August 27, 2021
How important is a compensation structure to attracting and retaining the best teachers?
A new study showed that school districts that adopted a flexible pay scheme were able to attract and retain better teaching talent than those that did not, providing insight into what motivates teachers and highlighting inefficiencies produced by union-negotiated pay structures.
Teachers often refer to their profession as “a calling” to which they are drawn by ideals and a conviction to prepare young people for the world.
But that doesn’t mean that money isn’t important to them.
In a paper in the American Economic Journal: Economic Policy, author Barbara Biasi examines the introduction of a flexible pay scheme for Wisconsin public school teachers, in which teachers are compensated according to performance rather than by seniority and education alone. The findings show that districts adopting the new pay scheme were able to attract and retain better talent than those that did not, providing insight into what motivates teachers and highlighting inefficiencies produced by union-negotiated pay structures.
“The results from this natural experiment seem to suggest that teachers care about pay,” Biasi told the AEA in an interview. “There is a way to design pay that can help us attract and retain the best teachers in a way that helps the students.”
In June 2011, the Wisconsin state legislature passed Act 10, a bill that discontinued collective bargaining requirements for teachers’ salary schedules. Under the collective bargaining agreement, each district was forced to negotiate salary increases with the local teachers’ union, and pay was based on seniority and education. Act 10 gave districts full autonomy to determine compensation without union consent and allowed them to negotiate salaries with individual teachers.
There is a way to design pay that can help us attract and retain the best teachers in a way that helps the students.
Using data collected from employee handbooks, Biasi found that roughly half of Wisconsin’s districts moved to a flexible pay (FP) scheme while the others kept the traditional seniority pay (SP) increases. Biasi then compared how teachers and schools responded in FP and SP districts.
The first thing she discovered was that schools in flexible districts did, in fact, reward the best teachers with higher pay. Teachers who had higher performance measures based on their students’ standardized test scores received larger bumps in compensation compared to their lower performing peers, even taking into account differences in education and experience.
Biasi said that school administrators were good at identifying talent.
“While we as researchers have access to individual-level data and the models to estimate teacher value added, this is not something that's being done at the moment by schools in Wisconsin,” she said. “What's happening in reality is they're going for teachers with certain types of characteristics or qualities.”
Additionally, the districts that switched most drastically to flexible pay were the ones that attracted the higher performing teachers. Meanwhile, many lower quality teachers moved to schools that stuck with the seniority pay system or left teaching altogether.

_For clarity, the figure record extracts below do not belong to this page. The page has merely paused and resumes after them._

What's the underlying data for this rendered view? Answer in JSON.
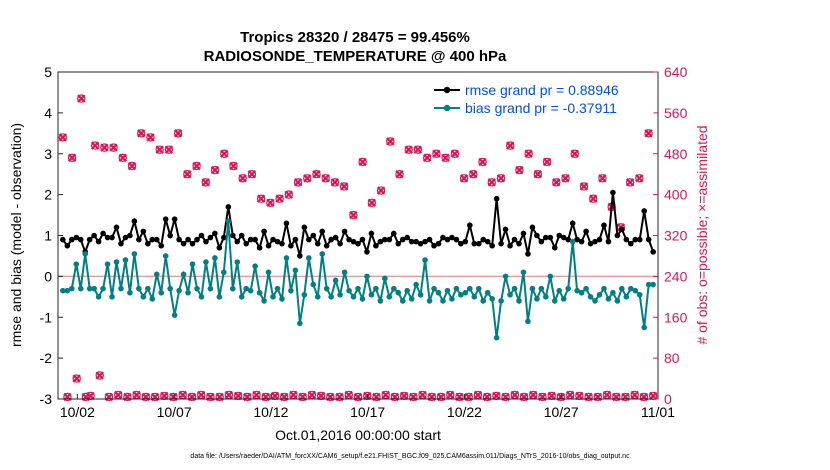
{
  "chart_data": {
    "type": "line",
    "title_line1": "Tropics 28320 / 28475 = 99.456%",
    "title_line2": "RADIOSONDE_TEMPERATURE @ 400 hPa",
    "xlabel": "Oct.01,2016 00:00:00 start",
    "ylabel_left": "rmse and bias (model - observation)",
    "ylabel_right": "# of obs: o=possible; ×=assimilated",
    "footer": "data file: /Users/raeder/DAI/ATM_forcXX/CAM6_setup/f.e21.FHIST_BGC.f09_025.CAM6assim.011/Diags_NTrS_2016-10/obs_diag_output.nc",
    "xlim": [
      0.5,
      31.5
    ],
    "ylim_left": [
      -3,
      5
    ],
    "ylim_right": [
      0,
      640
    ],
    "left_ticks": [
      -3,
      -2,
      -1,
      0,
      1,
      2,
      3,
      4,
      5
    ],
    "left_tick_labels": [
      "-3",
      "-2",
      "-1",
      "0",
      "1",
      "2",
      "3",
      "4",
      "5"
    ],
    "right_ticks": [
      0,
      80,
      160,
      240,
      320,
      400,
      480,
      560,
      640
    ],
    "right_tick_labels": [
      "0",
      "80",
      "160",
      "240",
      "320",
      "400",
      "480",
      "560",
      "640"
    ],
    "x_ticks": [
      1.5,
      6.5,
      11.5,
      16.5,
      21.5,
      26.5,
      31.5
    ],
    "x_tick_labels": [
      "10/02",
      "10/07",
      "10/12",
      "10/17",
      "10/22",
      "10/27",
      "11/01"
    ],
    "colors": {
      "rmse": "#000000",
      "bias": "#008080",
      "obs": "#d6185a",
      "zero_line": "#e0a0a0",
      "legend_text": "#0050e0"
    },
    "series": [
      {
        "name": "rmse grand pr = 0.88946",
        "axis": "left",
        "color": "#000000",
        "values": [
          0.9,
          0.75,
          0.9,
          0.95,
          0.9,
          0.6,
          0.9,
          1.0,
          0.85,
          1.05,
          0.95,
          0.95,
          1.2,
          0.8,
          0.95,
          1.0,
          1.35,
          0.9,
          1.1,
          0.8,
          0.9,
          0.9,
          0.75,
          1.4,
          1.0,
          1.4,
          0.9,
          0.8,
          0.9,
          0.8,
          0.9,
          1.0,
          0.85,
          0.95,
          1.05,
          0.7,
          0.95,
          1.7,
          1.0,
          0.85,
          1.0,
          0.8,
          0.9,
          0.9,
          0.7,
          1.1,
          0.75,
          0.9,
          0.85,
          0.8,
          1.3,
          0.75,
          0.9,
          0.5,
          1.2,
          0.9,
          1.0,
          0.8,
          1.1,
          0.75,
          0.9,
          0.95,
          0.8,
          1.1,
          0.9,
          0.85,
          0.8,
          0.9,
          0.6,
          1.05,
          0.75,
          0.85,
          0.9,
          0.9,
          1.05,
          0.8,
          0.9,
          0.95,
          0.85,
          0.85,
          0.8,
          0.85,
          0.9,
          0.75,
          0.8,
          0.95,
          0.9,
          0.95,
          0.9,
          0.8,
          0.85,
          1.25,
          0.8,
          0.8,
          0.9,
          0.85,
          0.75,
          1.9,
          0.8,
          1.15,
          0.75,
          0.9,
          0.8,
          1.05,
          0.55,
          1.2,
          1.0,
          0.85,
          0.95,
          0.95,
          0.7,
          1.0,
          0.95,
          0.9,
          1.3,
          0.9,
          0.85,
          1.1,
          0.8,
          0.85,
          0.9,
          1.25,
          0.85,
          2.05,
          1.0,
          1.15,
          0.9,
          0.8,
          0.9,
          0.9,
          1.6,
          0.9,
          0.6
        ]
      },
      {
        "name": "bias grand pr = -0.37911",
        "axis": "left",
        "color": "#008080",
        "values": [
          -0.35,
          -0.35,
          -0.3,
          0.3,
          -0.3,
          0.55,
          -0.3,
          -0.3,
          -0.5,
          -0.3,
          0.3,
          -0.5,
          0.35,
          -0.3,
          0.4,
          -0.4,
          0.55,
          -0.3,
          -0.5,
          -0.3,
          -0.55,
          0.05,
          -0.4,
          0.5,
          -0.3,
          -0.95,
          -0.35,
          0.05,
          -0.4,
          0.3,
          -0.3,
          -0.5,
          0.35,
          -0.3,
          0.45,
          -0.5,
          0.1,
          1.35,
          -0.3,
          0.35,
          -0.5,
          -0.3,
          -0.35,
          0.25,
          -0.4,
          -0.6,
          0.1,
          -0.5,
          -0.3,
          -0.55,
          0.45,
          -0.35,
          0.15,
          -1.15,
          -0.45,
          0.45,
          -0.2,
          -0.5,
          0.55,
          -0.3,
          -0.5,
          -0.1,
          -0.45,
          0.1,
          -0.35,
          -0.5,
          -0.3,
          -0.55,
          0.0,
          -0.45,
          -0.3,
          -0.6,
          -0.05,
          -0.5,
          -0.3,
          -0.4,
          -0.6,
          -0.35,
          -0.55,
          -0.2,
          -0.45,
          0.4,
          -0.6,
          -0.3,
          -0.4,
          -0.6,
          -0.35,
          -0.55,
          -0.3,
          -0.45,
          -0.4,
          -0.3,
          -0.5,
          -0.3,
          -0.6,
          -0.4,
          -0.55,
          -1.5,
          -0.6,
          0.0,
          -0.45,
          -0.3,
          -0.6,
          0.1,
          -1.1,
          -0.3,
          -0.55,
          -0.3,
          -0.5,
          0.0,
          -0.6,
          -0.35,
          -0.55,
          -0.3,
          0.85,
          -0.35,
          -0.4,
          -0.3,
          -0.5,
          -0.6,
          -0.45,
          -0.3,
          -0.55,
          -0.4,
          -0.6,
          -0.3,
          -0.5,
          -0.3,
          -0.35,
          -0.45,
          -1.25,
          -0.2,
          -0.2
        ]
      },
      {
        "name": "# obs possible",
        "axis": "right",
        "color": "#d6185a",
        "marker": "circle",
        "values": [
          512,
          4,
          472,
          40,
          588,
          4,
          6,
          496,
          46,
          492,
          4,
          492,
          8,
          472,
          4,
          456,
          8,
          520,
          4,
          512,
          4,
          488,
          6,
          488,
          4,
          520,
          8,
          440,
          4,
          456,
          8,
          424,
          4,
          448,
          4,
          480,
          8,
          456,
          6,
          432,
          4,
          440,
          8,
          392,
          4,
          384,
          6,
          392,
          4,
          400,
          8,
          424,
          4,
          432,
          8,
          440,
          6,
          432,
          4,
          424,
          4,
          416,
          8,
          360,
          4,
          464,
          6,
          384,
          4,
          408,
          8,
          504,
          4,
          440,
          6,
          488,
          4,
          488,
          8,
          472,
          4,
          480,
          4,
          472,
          8,
          480,
          4,
          432,
          4,
          440,
          8,
          464,
          4,
          424,
          6,
          432,
          4,
          496,
          8,
          448,
          4,
          480,
          8,
          440,
          4,
          464,
          6,
          424,
          4,
          432,
          8,
          480,
          6,
          416,
          4,
          392,
          4,
          432,
          8,
          376,
          4,
          336,
          4,
          424,
          8,
          432,
          4,
          520,
          6
        ]
      },
      {
        "name": "# obs assimilated",
        "axis": "right",
        "color": "#d6185a",
        "marker": "cross",
        "values": [
          512,
          4,
          472,
          40,
          588,
          4,
          6,
          496,
          46,
          492,
          4,
          492,
          8,
          472,
          4,
          456,
          8,
          520,
          4,
          512,
          4,
          488,
          6,
          488,
          4,
          520,
          8,
          440,
          4,
          456,
          8,
          424,
          4,
          448,
          4,
          480,
          8,
          456,
          6,
          432,
          4,
          440,
          8,
          392,
          4,
          384,
          6,
          392,
          4,
          400,
          8,
          424,
          4,
          432,
          8,
          440,
          6,
          432,
          4,
          424,
          4,
          416,
          8,
          360,
          4,
          464,
          6,
          384,
          4,
          408,
          8,
          504,
          4,
          440,
          6,
          488,
          4,
          488,
          8,
          472,
          4,
          480,
          4,
          472,
          8,
          480,
          4,
          432,
          4,
          440,
          8,
          464,
          4,
          424,
          6,
          432,
          4,
          496,
          8,
          448,
          4,
          480,
          8,
          440,
          4,
          464,
          6,
          424,
          4,
          432,
          8,
          480,
          6,
          416,
          4,
          392,
          4,
          432,
          8,
          376,
          4,
          336,
          4,
          424,
          8,
          432,
          4,
          520,
          6
        ]
      }
    ],
    "legend": [
      {
        "label": "rmse grand pr = 0.88946",
        "color": "#000000"
      },
      {
        "label": "bias grand pr = -0.37911",
        "color": "#008080"
      }
    ],
    "legend_position": "top-right"
  }
}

“There was a huge spike in retirement right after Act 10, partly driven by the fact that people were a little bit unhappy with this reform,” Biasi said. “If you take a look at who leaves, you see that slightly less good teachers end up disproportionately leaving from districts that introduce this more flexible pay.”

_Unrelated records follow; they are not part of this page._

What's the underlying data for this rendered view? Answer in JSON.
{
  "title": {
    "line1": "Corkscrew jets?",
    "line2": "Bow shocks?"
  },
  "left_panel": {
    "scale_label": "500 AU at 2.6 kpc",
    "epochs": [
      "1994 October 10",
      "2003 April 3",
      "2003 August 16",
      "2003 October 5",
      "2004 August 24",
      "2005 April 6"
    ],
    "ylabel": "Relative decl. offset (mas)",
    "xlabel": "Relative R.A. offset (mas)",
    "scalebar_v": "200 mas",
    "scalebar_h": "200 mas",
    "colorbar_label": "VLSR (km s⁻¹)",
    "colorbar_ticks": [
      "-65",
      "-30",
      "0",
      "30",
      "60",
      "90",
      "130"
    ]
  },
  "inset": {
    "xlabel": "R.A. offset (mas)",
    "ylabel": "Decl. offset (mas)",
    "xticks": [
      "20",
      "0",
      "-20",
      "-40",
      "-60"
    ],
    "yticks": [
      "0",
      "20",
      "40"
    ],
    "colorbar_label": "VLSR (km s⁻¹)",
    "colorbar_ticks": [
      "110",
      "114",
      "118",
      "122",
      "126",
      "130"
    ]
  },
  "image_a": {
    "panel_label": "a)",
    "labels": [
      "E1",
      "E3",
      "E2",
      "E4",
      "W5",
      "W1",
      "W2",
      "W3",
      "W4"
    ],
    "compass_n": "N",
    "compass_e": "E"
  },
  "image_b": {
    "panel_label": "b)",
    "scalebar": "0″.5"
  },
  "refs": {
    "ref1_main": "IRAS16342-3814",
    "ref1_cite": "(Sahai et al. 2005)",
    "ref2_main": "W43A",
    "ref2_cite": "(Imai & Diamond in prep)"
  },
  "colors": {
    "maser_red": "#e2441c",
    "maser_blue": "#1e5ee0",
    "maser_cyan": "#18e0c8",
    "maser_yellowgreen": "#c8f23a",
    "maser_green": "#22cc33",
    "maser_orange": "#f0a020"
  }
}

There are important nuances to these findings. In subsequent papers, Biasi reported that the FP system introduced after Act 10 led to an increase in inequality. One paper showed that the pay gap widened between female and male teachers, even though teaching is an overwhelmingly female-dominated profession. No such gap existed when teachers were paid according to a schedule and were not responsible for negotiating their own salaries.
Another paper found that attracting better teachers resulted in an overall increase in disparities between more and less disadvantaged students.
“I think this calls for some caution in the use of flexible pay just being left to work as it is without any corrections,” Biasi said.
Rather than take these findings as a wholesale repudiation of school unions, Biasi said her research should be used to design a better system that incorporates pay incentives with other tools for attracting the best teaching talent.
“The Labor Market for Teachers under Different Pay Schemes” appears in the August 2021 issue of the American Economic Journal: Economic Policy.